Peskin & Schroder QFT book page 187 On Peskin & Schroder QFT book page 187, at eq.(6.34):
$$
i \mathcal{M}=-i e F_{1}(0) \tilde{\phi}(\mathbf{q}) \cdot 2 m \xi^{\prime \dagger} \xi \tag{6.34}
$$
which gives the amplitude for electron scattering from an electric field with the approximation $\bf{q}\rightarrow 0$.
What really puzzle me is that the book says the Born approximation for scattering from a potential in following equation:
$$
V(\mathbf{x})=e F_{1}(0) \phi(\mathbf{x})
$$
So why do we specify this term as the potential in Born approximation?
The book says $F_{1}(0)$ is the electric charge of the electron, in unit $e$. I can understand this by the electric potential definition, however, in the leading order, $F_{1}(0)=1$, (maybe not in unit of $e$), how to understand this?

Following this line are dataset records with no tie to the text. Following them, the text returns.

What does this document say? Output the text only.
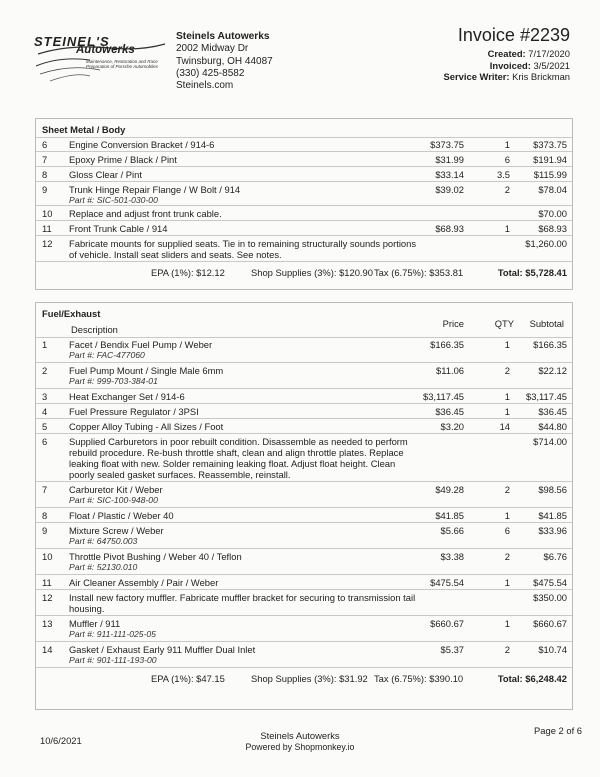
STEINEL'S
Autowerks
Maintenance, Restoration and Race Preparation of Porsche Automobiles
Steinels Autowerks
2002 Midway Dr
Twinsburg, OH 44087
(330) 425-8582
Steinels.com
Invoice #2239
Created: 7/17/2020
Invoiced: 3/5/2021
Service Writer: Kris Brickman
Sheet Metal / Body
6 Engine Conversion Bracket / 914-6	$373.75	1 $373.75
7 Epoxy Prime / Black / Pint	$31.99	6 $191.94
8 Gloss Clear / Pint	$33.14	3.5	$115.99
9 Trunk Hinge Repair Flange / W Bolt / 914
Part #: SIC-501-030-00
$39.02	2	$78.04
10 Replace and adjust front trunk cable.	$70.00
11 Front Trunk Cable / 914	$68.93	1	$68.93
12 Fabricate mounts for supplied seats. Tie in to remaining structurally sounds portions of vehicle. Install seat sliders and seats. See notes.
$1,260.00
EPA (1%): $12.12	Shop Supplies (3%): $120.90 Tax (6.75%): $353.81	Total: $5,728.41
Fuel/Exhaust
Description
Price	QTY Subtotal
1 Facet / Bendix Fuel Pump / Weber
Part #: FAC-477060
$166.35	1 $166.35
2 Fuel Pump Mount / Single Male 6mm
Part #: 999-703-384-01
$11.06	2	$22.12
3 Heat Exchanger Set / 914-6	$3,117.45	1 $3,117.45
4 Fuel Pressure Regulator / 3PSI	$36.45	1	$36.45
5 Copper Alloy Tubing - All Sizes / Foot	$3.20	14	$44.80
6 Supplied Carburetors in poor rebuilt condition. Disassemble as needed to perform rebuild procedure. Re-bush throttle shaft, clean and align throttle plates. Replace leaking float with new. Solder remaining leaking float. Adjust float height. Clean poorly sealed gasket surfaces. Reassemble, reinstall.
$714.00
7 Carburetor Kit / Weber
Part #: SIC-100-948-00
$49.28	2	$98.56
8 Float / Plastic / Weber 40	$41.85	1	$41.85
9 Mixture Screw / Weber
Part #: 64750.003
$5.66	6	$33.96
10 Throttle Pivot Bushing / Weber 40 / Teflon
Part #: 52130.010
$3.38	2	$6.76
11 Air Cleaner Assembly / Pair / Weber	$475.54	1 $475.54
12 Install new factory muffler. Fabricate muffler bracket for securing to transmission tail housing.
$350.00
13 Muffler / 911
Part #: 911-111-025-05
$660.67	1 $660.67
14 Gasket / Exhaust Early 911 Muffler Dual Inlet
Part #: 901-111-193-00
$5.37	2	$10.74
EPA (1%): $47.15	Shop Supplies (3%): $31.92 Tax (6.75%): $390.10	Total: $6,248.42
10/6/2021	Steinels Autowerks
Powered by Shopmonkey.io
Page 2 of 6
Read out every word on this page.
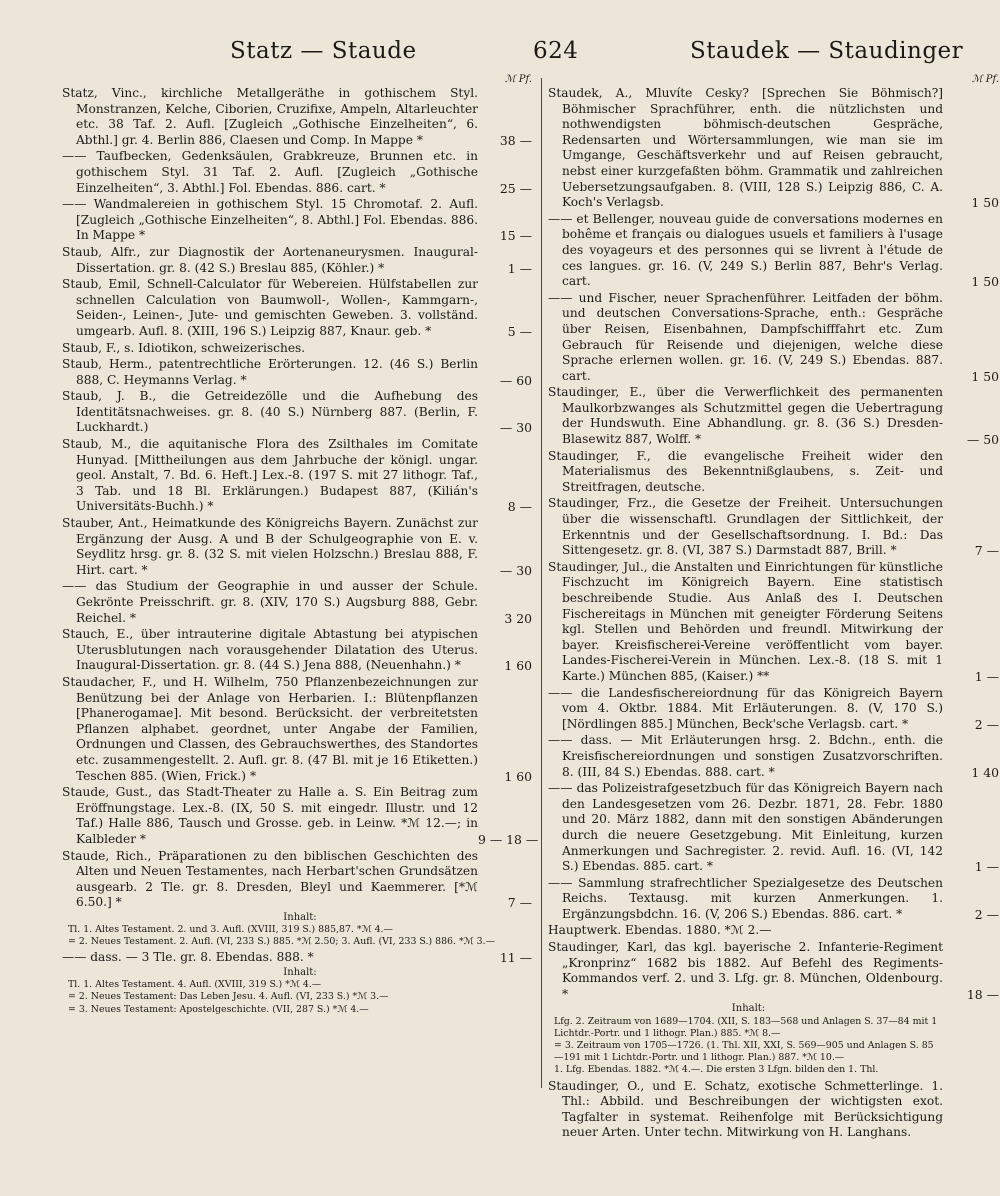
Statz — Staude	624	Staudek — Staudinger
ℳ Pf.
Statz, Vinc., kirchliche Metallgeräthe in gothischem Styl. Monstranzen, Kelche, Ciborien, Cruzifixe, Ampeln, Altarleuchter etc. 38 Taf. 2. Aufl. [Zugleich „Gothische Einzelheiten“, 6. Abthl.] gr. 4. Berlin 886, Claesen und Comp. In Mappe *	38 —
—— Taufbecken, Gedenksäulen, Grabkreuze, Brunnen etc. in gothischem Styl. 31 Taf. 2. Aufl. [Zugleich „Gothische Einzelheiten“, 3. Abthl.] Fol. Ebendas. 886. cart. *	25 —
—— Wandmalereien in gothischem Styl. 15 Chromotaf. 2. Aufl. [Zugleich „Gothische Einzelheiten“, 8. Abthl.] Fol. Ebendas. 886. In Mappe *	15 —
Staub, Alfr., zur Diagnostik der Aortenaneurysmen. Inaugural-Dissertation. gr. 8. (42 S.) Breslau 885, (Köhler.) *	1 —
Staub, Emil, Schnell-Calculator für Webereien. Hülfstabellen zur schnellen Calculation von Baumwoll-, Wollen-, Kammgarn-, Seiden-, Leinen-, Jute- und gemischten Geweben. 3. vollständ. umgearb. Aufl. 8. (XIII, 196 S.) Leipzig 887, Knaur. geb. *	5 —
Staub, F., s. Idiotikon, schweizerisches.
Staub, Herm., patentrechtliche Erörterungen. 12. (46 S.) Berlin 888, C. Heymanns Verlag. *	— 60
Staub, J. B., die Getreidezölle und die Aufhebung des Identitätsnachweises. gr. 8. (40 S.) Nürnberg 887. (Berlin, F. Luckhardt.)	— 30
Staub, M., die aquitanische Flora des Zsilthales im Comitate Hunyad. [Mittheilungen aus dem Jahrbuche der königl. ungar. geol. Anstalt, 7. Bd. 6. Heft.] Lex.-8. (197 S. mit 27 lithogr. Taf., 3 Tab. und 18 Bl. Erklärungen.) Budapest 887, (Kilián's Universitäts-Buchh.) *	8 —
Stauber, Ant., Heimatkunde des Königreichs Bayern. Zunächst zur Ergänzung der Ausg. A und B der Schulgeographie von E. v. Seydlitz hrsg. gr. 8. (32 S. mit vielen Holzschn.) Breslau 888, F. Hirt. cart. *	— 30
—— das Studium der Geographie in und ausser der Schule. Gekrönte Preisschrift. gr. 8. (XIV, 170 S.) Augsburg 888, Gebr. Reichel. *	3 20
Stauch, E., über intrauterine digitale Abtastung bei atypischen Uterusblutungen nach vorausgehender Dilatation des Uterus. Inaugural-Dissertation. gr. 8. (44 S.) Jena 888, (Neuenhahn.) *	1 60
Staudacher, F., und H. Wilhelm, 750 Pflanzenbezeichnungen zur Benützung bei der Anlage von Herbarien. I.: Blütenpflanzen [Phanerogamae]. Mit besond. Berücksicht. der verbreitetsten Pflanzen alphabet. geordnet, unter Angabe der Familien, Ordnungen und Classen, des Gebrauchswerthes, des Standortes etc. zusammengestellt. 2. Aufl. gr. 8. (47 Bl. mit je 16 Etiketten.) Teschen 885. (Wien, Frick.) *	1 60
Staude, Gust., das Stadt-Theater zu Halle a. S. Ein Beitrag zum Eröffnungstage. Lex.-8. (IX, 50 S. mit eingedr. Illustr. und 12 Taf.) Halle 886, Tausch und Grosse. geb. in Leinw. *ℳ 12.—; in Kalbleder *	9 — 18 —
Staude, Rich., Präparationen zu den biblischen Geschichten des Alten und Neuen Testamentes, nach Herbart'schen Grundsätzen ausgearb. 2 Tle. gr. 8. Dresden, Bleyl und Kaemmerer. [*ℳ 6.50.] *	7 —
Inhalt:
Tl. 1. Altes Testament. 2. und 3. Aufl. (XVIII, 319 S.) 885,87. *ℳ 4.—
= 2. Neues Testament. 2. Aufl. (VI, 233 S.) 885. *ℳ 2.50; 3. Aufl. (VI, 233 S.) 886. *ℳ 3.—
—— dass. — 3 Tle. gr. 8. Ebendas. 888. *	11 —
Inhalt:
Tl. 1. Altes Testament. 4. Aufl. (XVIII, 319 S.) *ℳ 4.—
= 2. Neues Testament: Das Leben Jesu. 4. Aufl. (VI, 233 S.) *ℳ 3.—
= 3. Neues Testament: Apostelgeschichte. (VII, 287 S.) *ℳ 4.—
ℳ Pf.
Staudek, A., Mluvíte Cesky? [Sprechen Sie Böhmisch?] Böhmischer Sprachführer, enth. die nützlichsten und nothwendigsten böhmisch-deutschen Gespräche, Redensarten und Wörtersammlungen, wie man sie im Umgange, Geschäftsverkehr und auf Reisen gebraucht, nebst einer kurzgefaßten böhm. Grammatik und zahlreichen Uebersetzungsaufgaben. 8. (VIII, 128 S.) Leipzig 886, C. A. Koch's Verlagsb.	1 50
—— et Bellenger, nouveau guide de conversations modernes en bohême et français ou dialogues usuels et familiers à l'usage des voyageurs et des personnes qui se livrent à l'étude de ces langues. gr. 16. (V, 249 S.) Berlin 887, Behr's Verlag. cart.	1 50
—— und Fischer, neuer Sprachenführer. Leitfaden der böhm. und deutschen Conversations-Sprache, enth.: Gespräche über Reisen, Eisenbahnen, Dampfschifffahrt etc. Zum Gebrauch für Reisende und diejenigen, welche diese Sprache erlernen wollen. gr. 16. (V, 249 S.) Ebendas. 887. cart.	1 50
Staudinger, E., über die Verwerflichkeit des permanenten Maulkorbzwanges als Schutzmittel gegen die Uebertragung der Hundswuth. Eine Abhandlung. gr. 8. (36 S.) Dresden-Blasewitz 887, Wolff. *	— 50
Staudinger, F., die evangelische Freiheit wider den Materialismus des Bekenntnißglaubens, s. Zeit- und Streitfragen, deutsche.
Staudinger, Frz., die Gesetze der Freiheit. Untersuchungen über die wissenschaftl. Grundlagen der Sittlichkeit, der Erkenntnis und der Gesellschaftsordnung. I. Bd.: Das Sittengesetz. gr. 8. (VI, 387 S.) Darmstadt 887, Brill. *	7 —
Staudinger, Jul., die Anstalten und Einrichtungen für künstliche Fischzucht im Königreich Bayern. Eine statistisch beschreibende Studie. Aus Anlaß des I. Deutschen Fischereitags in München mit geneigter Förderung Seitens kgl. Stellen und Behörden und freundl. Mitwirkung der bayer. Kreisfischerei-Vereine veröffentlicht vom bayer. Landes-Fischerei-Verein in München. Lex.-8. (18 S. mit 1 Karte.) München 885, (Kaiser.) **	1 —
—— die Landesfischereiordnung für das Königreich Bayern vom 4. Oktbr. 1884. Mit Erläuterungen. 8. (V, 170 S.) [Nördlingen 885.] München, Beck'sche Verlagsb. cart. *	2 —
—— dass. — Mit Erläuterungen hrsg. 2. Bdchn., enth. die Kreisfischereiordnungen und sonstigen Zusatzvorschriften. 8. (III, 84 S.) Ebendas. 888. cart. *	1 40
—— das Polizeistrafgesetzbuch für das Königreich Bayern nach den Landesgesetzen vom 26. Dezbr. 1871, 28. Febr. 1880 und 20. März 1882, dann mit den sonstigen Abänderungen durch die neuere Gesetzgebung. Mit Einleitung, kurzen Anmerkungen und Sachregister. 2. revid. Aufl. 16. (VI, 142 S.) Ebendas. 885. cart. *	1 —
—— Sammlung strafrechtlicher Spezialgesetze des Deutschen Reichs. Textausg. mit kurzen Anmerkungen. 1. Ergänzungsbdchn. 16. (V, 206 S.) Ebendas. 886. cart. *	2 —
Hauptwerk. Ebendas. 1880. *ℳ 2.—
Staudinger, Karl, das kgl. bayerische 2. Infanterie-Regiment „Kronprinz“ 1682 bis 1882. Auf Befehl des Regiments-Kommandos verf. 2. und 3. Lfg. gr. 8. München, Oldenbourg. *	18 —
Inhalt:
Lfg. 2. Zeitraum von 1689—1704. (XII, S. 183—568 und Anlagen S. 37—84 mit 1 Lichtdr.-Portr. und 1 lithogr. Plan.) 885. *ℳ 8.—
= 3. Zeitraum von 1705—1726. (1. Thl. XII, XXI, S. 569—905 und Anlagen S. 85—191 mit 1 Lichtdr.-Portr. und 1 lithogr. Plan.) 887. *ℳ 10.—
1. Lfg. Ebendas. 1882. *ℳ 4.—. Die ersten 3 Lfgn. bilden den 1. Thl.
Staudinger, O., und E. Schatz, exotische Schmetterlinge. 1. Thl.: Abbild. und Beschreibungen der wichtigsten exot. Tagfalter in systemat. Reihenfolge mit Berücksichtigung neuer Arten. Unter techn. Mitwirkung von H. Langhans.
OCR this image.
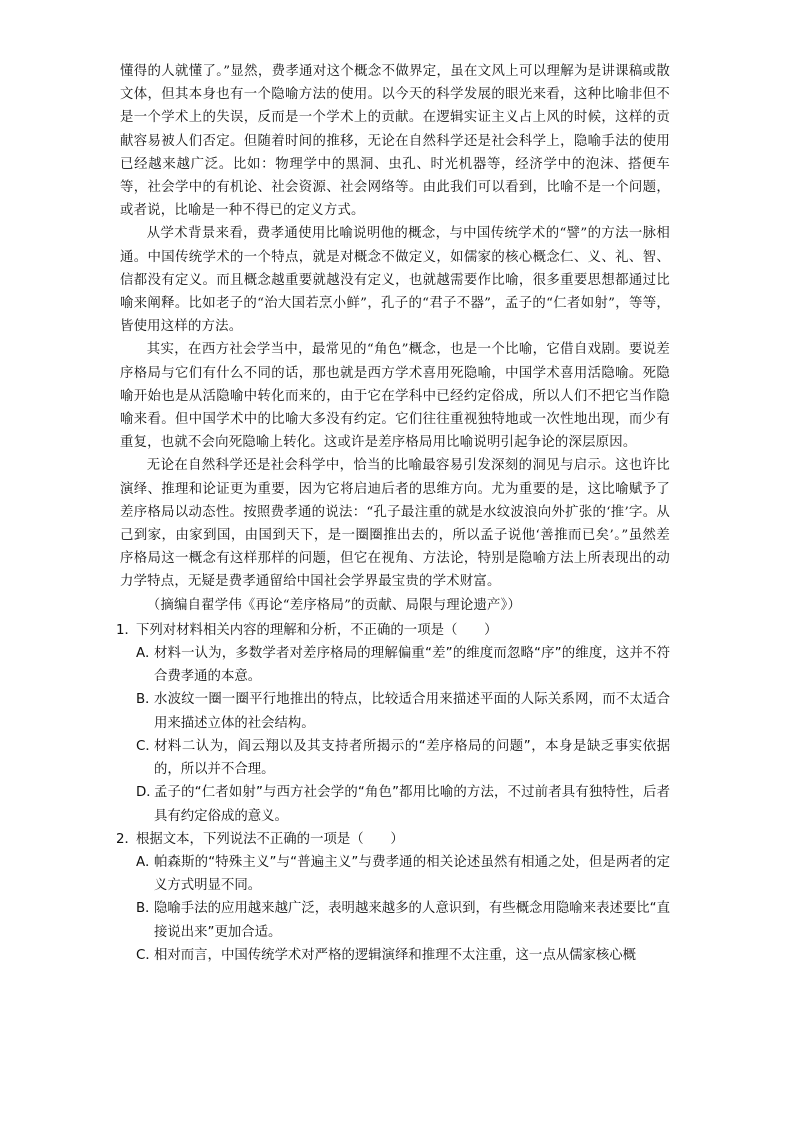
懂得的人就懂了。”显然，费孝通对这个概念不做界定，虽在文风上可以理解为是讲课稿或散文体，但其本身也有一个隐喻方法的使用。以今天的科学发展的眼光来看，这种比喻非但不是一个学术上的失误，反而是一个学术上的贡献。在逻辑实证主义占上风的时候，这样的贡献容易被人们否定。但随着时间的推移，无论在自然科学还是社会科学上，隐喻手法的使用已经越来越广泛。比如：物理学中的黑洞、虫孔、时光机器等，经济学中的泡沫、搭便车等，社会学中的有机论、社会资源、社会网络等。由此我们可以看到，比喻不是一个问题，或者说，比喻是一种不得已的定义方式。

从学术背景来看，费孝通使用比喻说明他的概念，与中国传统学术的“譬”的方法一脉相通。中国传统学术的一个特点，就是对概念不做定义，如儒家的核心概念仁、义、礼、智、信都没有定义。而且概念越重要就越没有定义，也就越需要作比喻，很多重要思想都通过比喻来阐释。比如老子的“治大国若烹小鲜”，孔子的“君子不器”，孟子的“仁者如射”，等等，皆使用这样的方法。

其实，在西方社会学当中，最常见的“角色”概念，也是一个比喻，它借自戏剧。要说差序格局与它们有什么不同的话，那也就是西方学术喜用死隐喻，中国学术喜用活隐喻。死隐喻开始也是从活隐喻中转化而来的，由于它在学科中已经约定俗成，所以人们不把它当作隐喻来看。但中国学术中的比喻大多没有约定。它们往往重视独特地或一次性地出现，而少有重复，也就不会向死隐喻上转化。这或许是差序格局用比喻说明引起争论的深层原因。

无论在自然科学还是社会科学中，恰当的比喻最容易引发深刻的洞见与启示。这也许比演绎、推理和论证更为重要，因为它将启迪后者的思维方向。尤为重要的是，这比喻赋予了差序格局以动态性。按照费孝通的说法：“孔子最注重的就是水纹波浪向外扩张的‘推’字。从己到家，由家到国，由国到天下，是一圈圈推出去的，所以孟子说他‘善推而已矣’。”虽然差序格局这一概念有这样那样的问题，但它在视角、方法论，特别是隐喻方法上所表现出的动力学特点，无疑是费孝通留给中国社会学界最宝贵的学术财富。

（摘编自翟学伟《再论“差序格局”的贡献、局限与理论遗产》）

1．
下列对材料相关内容的理解和分析，不正确的一项是（　　）
A．
材料一认为，多数学者对差序格局的理解偏重“差”的维度而忽略“序”的维度，这并不符合费孝通的本意。
B．
水波纹一圈一圈平行地推出的特点，比较适合用来描述平面的人际关系网，而不太适合用来描述立体的社会结构。
C．
材料二认为，阎云翔以及其支持者所揭示的“差序格局的问题”，本身是缺乏事实依据的，所以并不合理。
D．
孟子的“仁者如射”与西方社会学的“角色”都用比喻的方法，不过前者具有独特性，后者具有约定俗成的意义。
2．
根据文本，下列说法不正确的一项是（　　）
A．
帕森斯的“特殊主义”与“普遍主义”与费孝通的相关论述虽然有相通之处，但是两者的定义方式明显不同。
B．
隐喻手法的应用越来越广泛，表明越来越多的人意识到，有些概念用隐喻来表述要比“直接说出来”更加合适。
C．
相对而言，中国传统学术对严格的逻辑演绎和推理不太注重，这一点从儒家核心概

If you have any comment to this, I am really appreciate it.
 A: I am self-studying QFT, I may not get the right answer, I just wonder if I get it correctly.
We consider some potential $V$ as a perturbation, in QM $H=H_o +V$, in QFT we consider $V$ as $H_{int}$.
In QM, first term in the first Born approximation tells us
$\langle p'|M|p \rangle \approx \langle p'|V|p \rangle =\int d^3rV(r)e^{-iqr}={V}(q)$
If we consider $\langle p'|M|p \rangle$ in QM acts like $\langle p'|M|p \rangle$ in QFT, we can write
$\langle p'|iT|p \rangle= -iV(q)(2\pi)^4\delta^4(p-p'-q)$,
and here if we consider classical potential $V(x)=e\phi(x), V(q)=e\phi(q)$, we have
from Born approximation $\langle p'|iT|p\rangle=-ie\phi(q) (2\pi)^4\delta^4(p-p'-q)$
from QFT $\langle p'|iT|p\rangle=iM (2\pi)^4\delta^4(p-p'-q) =-ieF_1(0)\phi(q)(2\pi)^4\delta^4(p-p'-q) 2m \xi'^\dagger \xi$
When we compare terms, $2m$ is dropped due to different normalization in QFT and QM, $\xi'^\dagger \xi$ is irrelavant as it just tells us polarization is conserved. So, we have $F_1(0)=1$
I really doubt I am correct, please comment.